Magnetism and metallicity in moiré transition metal dichalcogenides

Article

Tscheppe, Patrick; Zang, Jiawei; Klett, Marcel; Karakuzu, Seher; Celarier, Armelle; Cheng, Zhengqian; Marianetti, Chris A.; Maier, Thomas A.; Ferrero, Michel; Millis, Andrew J.; Schaefer, Thomas

Max Planck Society; Eberhard Karls University of Tubingen; Eberhard Karls University of Tubingen; Columbia University; Simons Foundation; Flatiron Institute; Institut Polytechnique de Paris; Ecole Polytechnique; Centre National de la Recherche Scientifique (CNRS); Columbia University; United States Department of Energy (DOE); Oak Ridge National Laboratory; Universite PSL; College de France

PROCEEDINGS OF THE NATIONAL ACADEMY OF SCIENCES OF THE UNITED STATES OF AMERICA

0027-11423

10.1073/pnas.2311486121

2024-01-16

The ability to control the properties of twisted bilayer transition metal dichalcogenides in situ makes them an ideal platform for investigating the interplay of strong correlations and geometric frustration.

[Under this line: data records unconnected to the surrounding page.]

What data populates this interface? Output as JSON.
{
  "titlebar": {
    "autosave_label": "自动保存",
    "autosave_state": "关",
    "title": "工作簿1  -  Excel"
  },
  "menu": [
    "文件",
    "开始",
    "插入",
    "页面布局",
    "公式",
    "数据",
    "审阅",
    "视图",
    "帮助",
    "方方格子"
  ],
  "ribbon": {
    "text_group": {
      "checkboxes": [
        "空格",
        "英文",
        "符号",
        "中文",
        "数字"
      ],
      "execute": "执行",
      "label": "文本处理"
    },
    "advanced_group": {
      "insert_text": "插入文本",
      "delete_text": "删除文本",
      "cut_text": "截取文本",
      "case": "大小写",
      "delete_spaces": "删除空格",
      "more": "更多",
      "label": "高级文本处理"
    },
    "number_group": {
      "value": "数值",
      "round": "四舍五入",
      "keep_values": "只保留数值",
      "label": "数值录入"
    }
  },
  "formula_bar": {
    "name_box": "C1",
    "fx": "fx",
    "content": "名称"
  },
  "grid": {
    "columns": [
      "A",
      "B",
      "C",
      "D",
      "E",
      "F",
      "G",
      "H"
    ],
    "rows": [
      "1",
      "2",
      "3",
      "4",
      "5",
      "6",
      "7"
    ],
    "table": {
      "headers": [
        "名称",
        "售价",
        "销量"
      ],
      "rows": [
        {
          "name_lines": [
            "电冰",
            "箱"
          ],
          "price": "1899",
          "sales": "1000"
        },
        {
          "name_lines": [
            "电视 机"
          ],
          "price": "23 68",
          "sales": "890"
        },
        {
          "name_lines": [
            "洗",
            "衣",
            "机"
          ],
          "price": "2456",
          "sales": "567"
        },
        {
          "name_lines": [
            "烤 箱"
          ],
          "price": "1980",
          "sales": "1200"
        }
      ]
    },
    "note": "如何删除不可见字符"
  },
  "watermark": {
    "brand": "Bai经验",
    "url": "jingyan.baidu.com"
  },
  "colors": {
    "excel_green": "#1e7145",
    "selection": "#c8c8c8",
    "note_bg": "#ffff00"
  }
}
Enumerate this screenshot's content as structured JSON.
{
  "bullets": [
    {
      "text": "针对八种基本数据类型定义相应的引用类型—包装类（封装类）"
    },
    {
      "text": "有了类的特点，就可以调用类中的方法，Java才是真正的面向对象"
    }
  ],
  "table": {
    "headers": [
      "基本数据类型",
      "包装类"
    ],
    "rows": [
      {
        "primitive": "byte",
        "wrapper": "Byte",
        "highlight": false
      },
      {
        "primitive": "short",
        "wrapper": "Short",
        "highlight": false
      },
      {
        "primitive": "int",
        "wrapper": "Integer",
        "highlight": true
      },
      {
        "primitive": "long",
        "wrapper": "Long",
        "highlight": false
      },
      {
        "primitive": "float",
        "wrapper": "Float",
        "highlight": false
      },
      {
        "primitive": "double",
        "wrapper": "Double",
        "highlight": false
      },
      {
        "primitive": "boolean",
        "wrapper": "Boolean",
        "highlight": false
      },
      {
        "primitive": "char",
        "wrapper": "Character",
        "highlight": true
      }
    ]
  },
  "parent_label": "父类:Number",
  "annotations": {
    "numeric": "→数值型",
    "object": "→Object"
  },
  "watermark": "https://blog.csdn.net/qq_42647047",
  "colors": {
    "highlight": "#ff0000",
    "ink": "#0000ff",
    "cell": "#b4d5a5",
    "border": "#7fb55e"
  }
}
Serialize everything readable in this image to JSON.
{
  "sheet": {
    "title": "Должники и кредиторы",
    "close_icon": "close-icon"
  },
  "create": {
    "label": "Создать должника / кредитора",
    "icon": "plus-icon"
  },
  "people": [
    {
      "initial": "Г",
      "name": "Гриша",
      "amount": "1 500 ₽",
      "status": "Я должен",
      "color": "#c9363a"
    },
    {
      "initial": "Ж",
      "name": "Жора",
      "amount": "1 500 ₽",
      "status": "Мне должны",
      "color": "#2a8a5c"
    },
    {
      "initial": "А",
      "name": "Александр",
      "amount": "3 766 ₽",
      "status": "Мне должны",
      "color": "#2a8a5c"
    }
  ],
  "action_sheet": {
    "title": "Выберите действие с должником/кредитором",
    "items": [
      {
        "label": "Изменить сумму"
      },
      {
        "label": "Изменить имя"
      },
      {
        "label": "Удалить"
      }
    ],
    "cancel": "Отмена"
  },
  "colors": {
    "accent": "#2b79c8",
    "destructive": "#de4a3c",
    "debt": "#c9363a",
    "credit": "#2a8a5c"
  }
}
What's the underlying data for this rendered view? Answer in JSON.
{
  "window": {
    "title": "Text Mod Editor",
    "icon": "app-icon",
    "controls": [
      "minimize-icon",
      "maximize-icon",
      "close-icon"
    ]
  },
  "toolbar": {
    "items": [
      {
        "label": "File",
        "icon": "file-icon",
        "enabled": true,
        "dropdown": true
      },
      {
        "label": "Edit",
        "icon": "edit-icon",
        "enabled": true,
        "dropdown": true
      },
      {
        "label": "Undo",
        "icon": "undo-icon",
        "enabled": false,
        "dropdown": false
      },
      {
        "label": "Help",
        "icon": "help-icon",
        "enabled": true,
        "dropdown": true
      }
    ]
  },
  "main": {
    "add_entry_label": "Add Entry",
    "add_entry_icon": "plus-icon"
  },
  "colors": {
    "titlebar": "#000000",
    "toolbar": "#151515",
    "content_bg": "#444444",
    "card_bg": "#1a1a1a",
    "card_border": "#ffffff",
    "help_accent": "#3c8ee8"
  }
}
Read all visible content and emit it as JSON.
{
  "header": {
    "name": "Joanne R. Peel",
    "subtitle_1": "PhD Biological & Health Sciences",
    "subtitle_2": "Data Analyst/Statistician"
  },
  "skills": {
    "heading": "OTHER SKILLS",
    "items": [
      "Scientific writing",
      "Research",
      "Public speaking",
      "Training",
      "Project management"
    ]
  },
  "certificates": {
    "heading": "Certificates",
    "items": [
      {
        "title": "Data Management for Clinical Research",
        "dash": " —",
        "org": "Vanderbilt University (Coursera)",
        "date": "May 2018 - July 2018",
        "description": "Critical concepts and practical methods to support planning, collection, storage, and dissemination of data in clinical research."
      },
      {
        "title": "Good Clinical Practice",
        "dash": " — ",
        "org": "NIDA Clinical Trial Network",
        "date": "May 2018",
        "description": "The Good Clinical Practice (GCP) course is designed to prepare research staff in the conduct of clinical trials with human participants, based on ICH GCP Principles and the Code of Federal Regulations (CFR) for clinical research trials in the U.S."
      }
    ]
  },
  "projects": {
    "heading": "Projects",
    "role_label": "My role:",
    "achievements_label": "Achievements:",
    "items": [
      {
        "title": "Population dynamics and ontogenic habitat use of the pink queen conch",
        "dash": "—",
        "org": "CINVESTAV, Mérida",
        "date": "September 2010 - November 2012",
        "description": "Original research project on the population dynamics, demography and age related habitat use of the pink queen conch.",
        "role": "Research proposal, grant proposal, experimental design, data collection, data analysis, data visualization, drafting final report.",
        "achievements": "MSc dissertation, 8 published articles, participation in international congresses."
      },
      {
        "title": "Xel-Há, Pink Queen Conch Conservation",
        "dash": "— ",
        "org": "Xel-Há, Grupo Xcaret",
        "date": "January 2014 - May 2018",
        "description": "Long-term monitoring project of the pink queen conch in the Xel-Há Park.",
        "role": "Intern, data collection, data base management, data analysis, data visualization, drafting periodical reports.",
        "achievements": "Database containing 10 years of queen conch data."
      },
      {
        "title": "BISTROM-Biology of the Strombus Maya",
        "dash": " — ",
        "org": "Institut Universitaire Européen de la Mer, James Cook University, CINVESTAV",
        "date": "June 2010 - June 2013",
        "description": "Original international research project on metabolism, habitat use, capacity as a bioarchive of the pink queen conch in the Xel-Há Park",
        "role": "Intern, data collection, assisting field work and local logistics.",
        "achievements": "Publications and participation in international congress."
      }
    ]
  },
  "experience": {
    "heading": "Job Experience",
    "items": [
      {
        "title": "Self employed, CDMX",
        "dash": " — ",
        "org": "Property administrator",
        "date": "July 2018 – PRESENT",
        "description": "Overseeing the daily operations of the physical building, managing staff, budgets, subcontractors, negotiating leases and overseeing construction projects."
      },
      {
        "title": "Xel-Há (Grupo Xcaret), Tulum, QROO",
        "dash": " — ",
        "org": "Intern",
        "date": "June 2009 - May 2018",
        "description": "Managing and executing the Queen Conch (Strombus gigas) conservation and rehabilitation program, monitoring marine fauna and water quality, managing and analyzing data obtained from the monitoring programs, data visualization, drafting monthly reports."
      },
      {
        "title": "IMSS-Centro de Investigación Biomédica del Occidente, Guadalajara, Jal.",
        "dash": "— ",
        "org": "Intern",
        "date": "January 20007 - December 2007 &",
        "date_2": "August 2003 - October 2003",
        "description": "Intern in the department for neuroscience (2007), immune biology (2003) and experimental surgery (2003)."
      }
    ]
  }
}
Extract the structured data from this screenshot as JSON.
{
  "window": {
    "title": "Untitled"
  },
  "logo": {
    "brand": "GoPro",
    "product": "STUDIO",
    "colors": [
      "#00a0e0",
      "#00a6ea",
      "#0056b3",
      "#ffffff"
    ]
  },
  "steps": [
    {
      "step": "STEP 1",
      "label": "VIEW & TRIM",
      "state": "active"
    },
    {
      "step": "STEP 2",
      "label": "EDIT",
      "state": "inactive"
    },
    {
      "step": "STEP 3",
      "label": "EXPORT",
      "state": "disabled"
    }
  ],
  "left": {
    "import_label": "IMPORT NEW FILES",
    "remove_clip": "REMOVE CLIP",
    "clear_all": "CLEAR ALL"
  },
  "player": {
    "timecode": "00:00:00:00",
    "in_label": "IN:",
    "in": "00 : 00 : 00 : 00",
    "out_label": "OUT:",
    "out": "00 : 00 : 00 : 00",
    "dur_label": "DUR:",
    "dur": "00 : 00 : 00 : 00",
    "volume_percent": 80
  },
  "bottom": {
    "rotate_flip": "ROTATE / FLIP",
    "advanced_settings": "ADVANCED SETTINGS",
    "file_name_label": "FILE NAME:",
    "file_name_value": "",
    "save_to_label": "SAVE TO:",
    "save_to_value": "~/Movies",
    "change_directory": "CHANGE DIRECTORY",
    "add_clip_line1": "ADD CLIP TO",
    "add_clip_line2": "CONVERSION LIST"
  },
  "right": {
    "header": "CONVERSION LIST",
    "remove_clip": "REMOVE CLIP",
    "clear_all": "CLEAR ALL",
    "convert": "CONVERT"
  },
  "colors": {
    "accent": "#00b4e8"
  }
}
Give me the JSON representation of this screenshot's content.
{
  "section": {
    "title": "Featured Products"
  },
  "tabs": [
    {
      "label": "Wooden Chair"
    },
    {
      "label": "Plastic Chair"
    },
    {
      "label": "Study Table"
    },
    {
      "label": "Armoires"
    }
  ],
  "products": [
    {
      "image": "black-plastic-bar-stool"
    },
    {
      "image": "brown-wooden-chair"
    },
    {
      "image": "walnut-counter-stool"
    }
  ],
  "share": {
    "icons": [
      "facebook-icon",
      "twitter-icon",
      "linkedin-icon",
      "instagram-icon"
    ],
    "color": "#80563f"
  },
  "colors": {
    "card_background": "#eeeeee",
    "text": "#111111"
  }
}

Of particular interest are the low energy scales, which make it possible to experimentally access both temperature and magnetic fields that are of the order of the bandwidth or the correlation scale. In this manuscript, we analyze the moire Hubbard model, believed to describe the low energy physics of an important subclass of the twisted bilayer compounds. We establish its magnetic and the metal-insulator phase diagram for the full range of magnetic fields up to the fully spinpolarized state. We find a rich phase diagram including fully and partially polarized insulating and metallic phases of which we determine the interplay of magnetic order, Zeeman-field, and metallicity, and make connection to recent experiments.